Supabase

Opseer connects to Supabase via the official OAuth flow. You never paste a service_role or any other plaintext key — stats collection, data CRUD, Auth management, Edge Functions, and Cron jobs all light up after a single OAuth grant.

Prerequisites

• A Supabase account + project (free tier or above)
• Owner role on the Opseer project

How to connect

What you can do

Least-privilege OAuth — only Database has Read+Write; everything else (Edge Functions / Secrets / Projects) is Read-only.

• Stats Collection — runs your queries through Mgmt SQL execute (Database RW)
• Data Tables — browse, create, update, delete records (Database RW)
• Auth — list users, ban/unban, delete (via auth.users SQL, Database RW)
• Edge Functions — view deployed functions and code (read-only)
• Secrets — view Edge Function secret names (read-only)
• Cron Jobs — view pg_cron jobs and run history (read-only)
• Database overview — table sizes and schema info

Out of scope

Features intentionally restricted to read-only via OAuth scope, or unavailable via the Mgmt API. Use Supabase Studio (each page has a "Supabase Dashboard →" link).
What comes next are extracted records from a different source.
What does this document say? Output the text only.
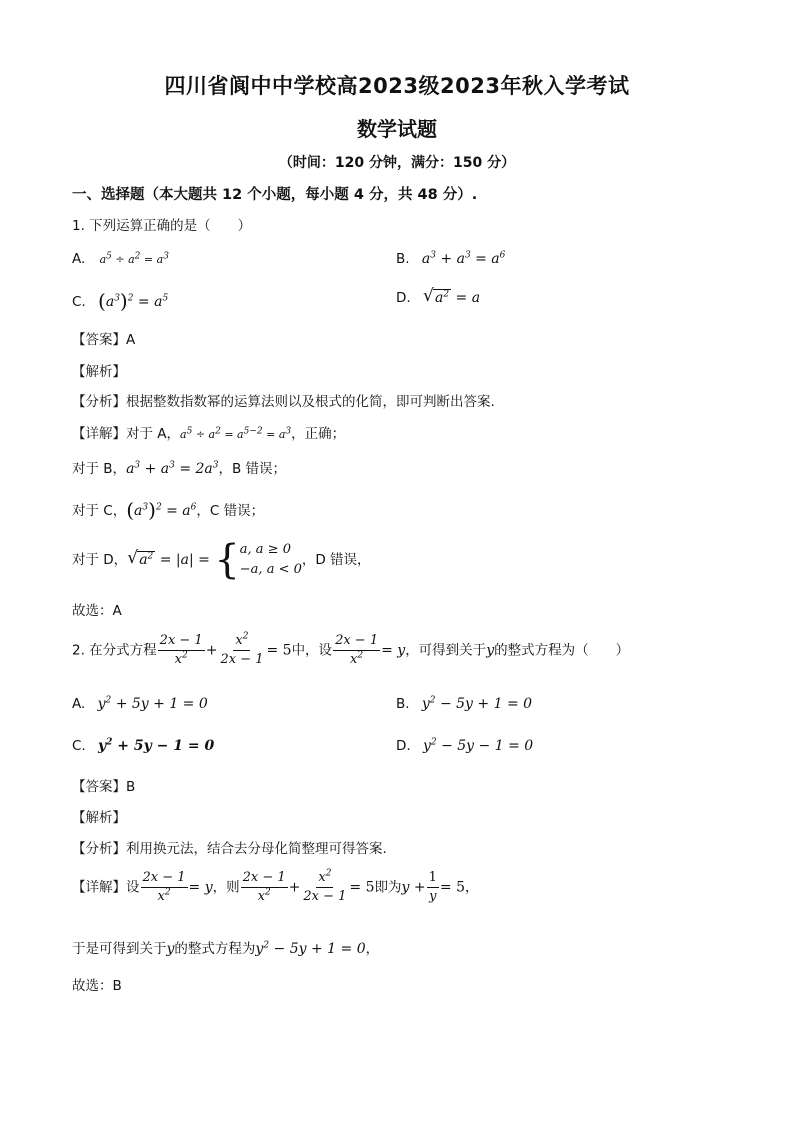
四川省阆中中学校高2023级2023年秋入学考试
数学试题
（时间：120 分钟，满分：150 分）
一、选择题（本大题共 12 个小题，每小题 4 分，共 48 分）.
1. 下列运算正确的是（　　）
A. $a^5 \div a^2 = a^3$	B. $a^3 + a^3 = a^6$
C. $(a^3)^2 = a^5$	D. √ $a^2 = a$
【答案】A
【解析】
【分析】根据整数指数幂的运算法则以及根式的化简，即可判断出答案.
【详解】对于 A，$a^5 \div a^2 = a^{5-2} = a^3$，正确；
对于 B，$a^3 + a^3 = 2a^3$，B 错误；
对于 C，$(a^3)^2 = a^6$，C 错误；
对于 D， √ $a^2 = |a|$ = { a, a ≥ 0
−a, a < 0
，D 错误，
故选：A
2. 在分式方程 $\frac{2x - 1}{x^2} + \frac{x^2}{2x - 1} = 5$中，设 $\frac{2x - 1}{x^2} = y$，可得到关于y的整式方程为（　　）
A. $y^2 + 5y + 1 = 0$	B. $y^2 - 5y + 1 = 0$
C. $y^2 + 5y - 1 = 0$	D. $y^2 - 5y - 1 = 0$
【答案】B
【解析】
【分析】利用换元法，结合去分母化简整理可得答案.
【详解】设 $\frac{2x - 1}{x^2} = y$，则 $\frac{2x - 1}{x^2} + \frac{x^2}{2x - 1} = 5$即为$y + \frac{1}{y} = 5$，
于是可得到关于y的整式方程为$y^2 - 5y + 1 = 0$，
故选：B
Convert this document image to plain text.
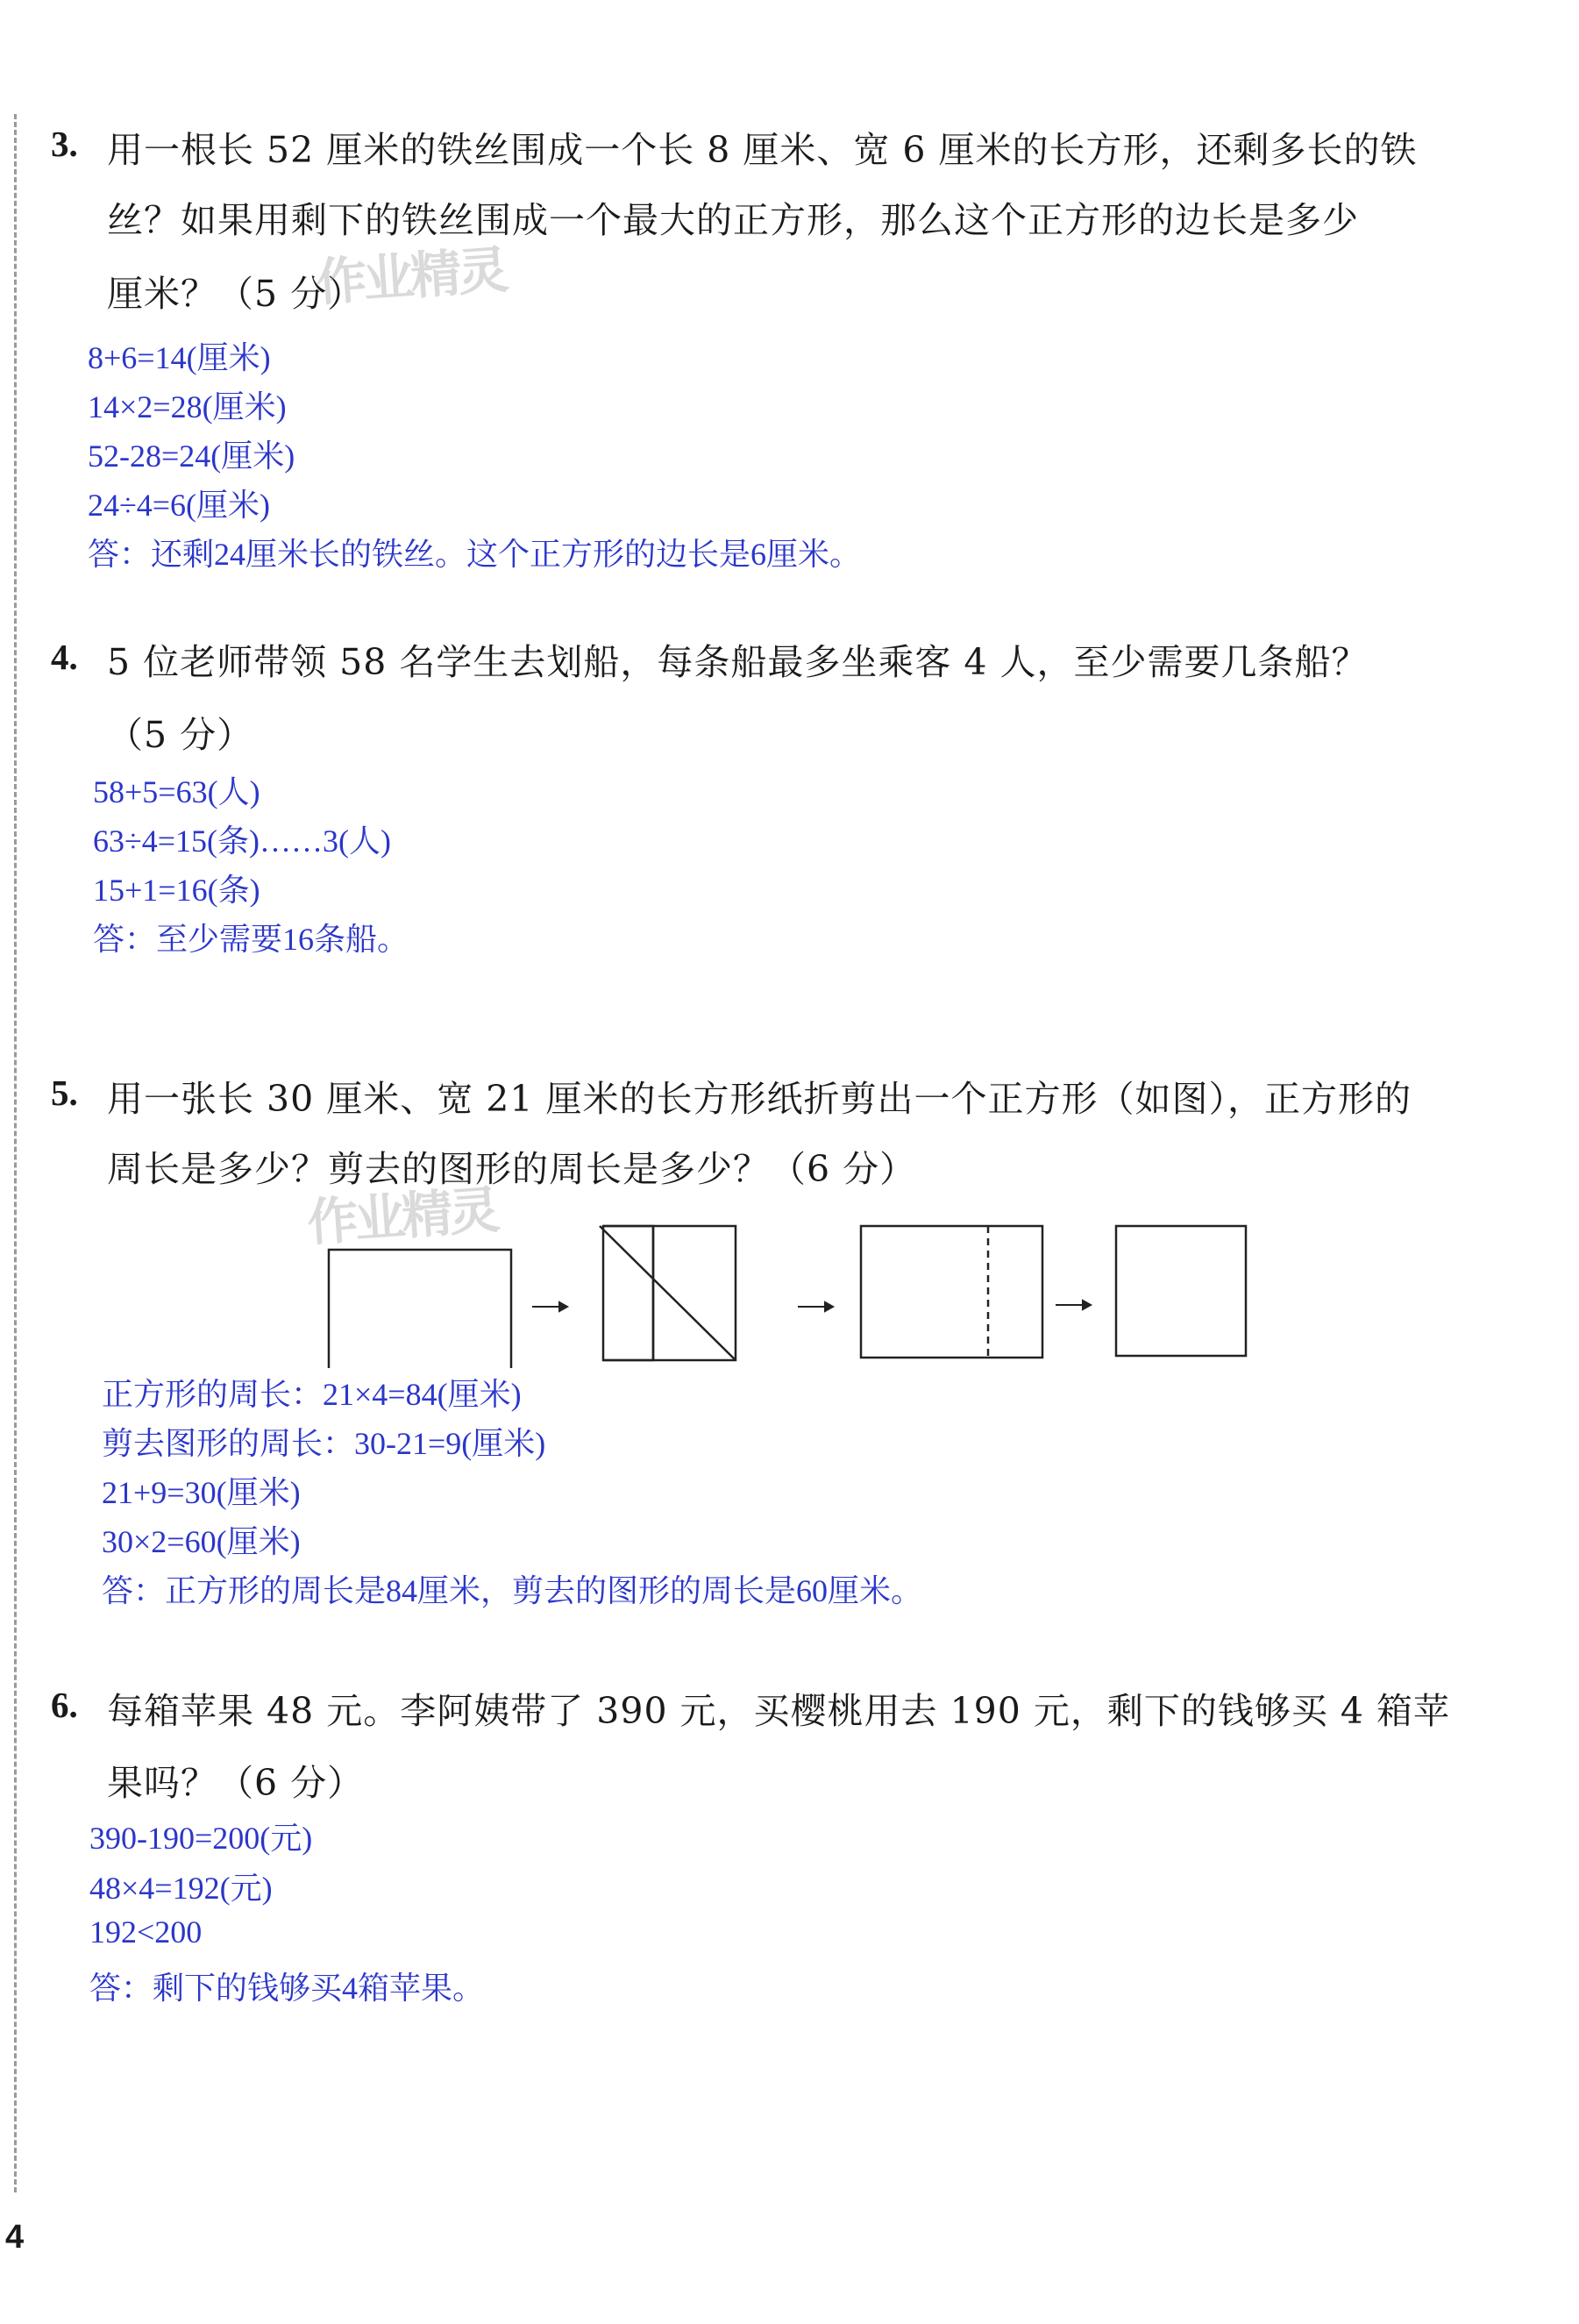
3. 用一根长 52 厘米的铁丝围成一个长 8 厘米、宽 6 厘米的长方形，还剩多长的铁
丝？如果用剩下的铁丝围成一个最大的正方形，那么这个正方形的边长是多少
厘米？（5 分）
作业精灵
8+6=14(厘米)
14×2=28(厘米)
52-28=24(厘米)
24÷4=6(厘米)
答：还剩24厘米长的铁丝。这个正方形的边长是6厘米。
4. 5 位老师带领 58 名学生去划船，每条船最多坐乘客 4 人，至少需要几条船？
（5 分）
58+5=63(人)
63÷4=15(条)……3(人)
15+1=16(条)
答：至少需要16条船。
5. 用一张长 30 厘米、宽 21 厘米的长方形纸折剪出一个正方形（如图），正方形的
周长是多少？剪去的图形的周长是多少？（6 分）
作业精灵
正方形的周长：21×4=84(厘米)
剪去图形的周长：30-21=9(厘米)
21+9=30(厘米)
30×2=60(厘米)
答：正方形的周长是84厘米，剪去的图形的周长是60厘米。
6. 每箱苹果 48 元。李阿姨带了 390 元，买樱桃用去 190 元，剩下的钱够买 4 箱苹
果吗？（6 分）
390-190=200(元)
48×4=192(元)
192<200
答：剩下的钱够买4箱苹果。
4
• Edge Functions deploy/delete, Secrets create/update/delete, Cron Job create/delete — read-only by design
• Storage object CRUD — the Mgmt API has no endpoint for it
• Queues (pgmq) management — Supabase Studio only
• Triggering password reset emails to your end users — handle it from your own app's "forgot password" flow

Disconnecting

Click "Disconnect" on the Supabase card. The stored OAuth tokens and any metadata bound to this integration (stats columns, data tables, collected values) are removed together.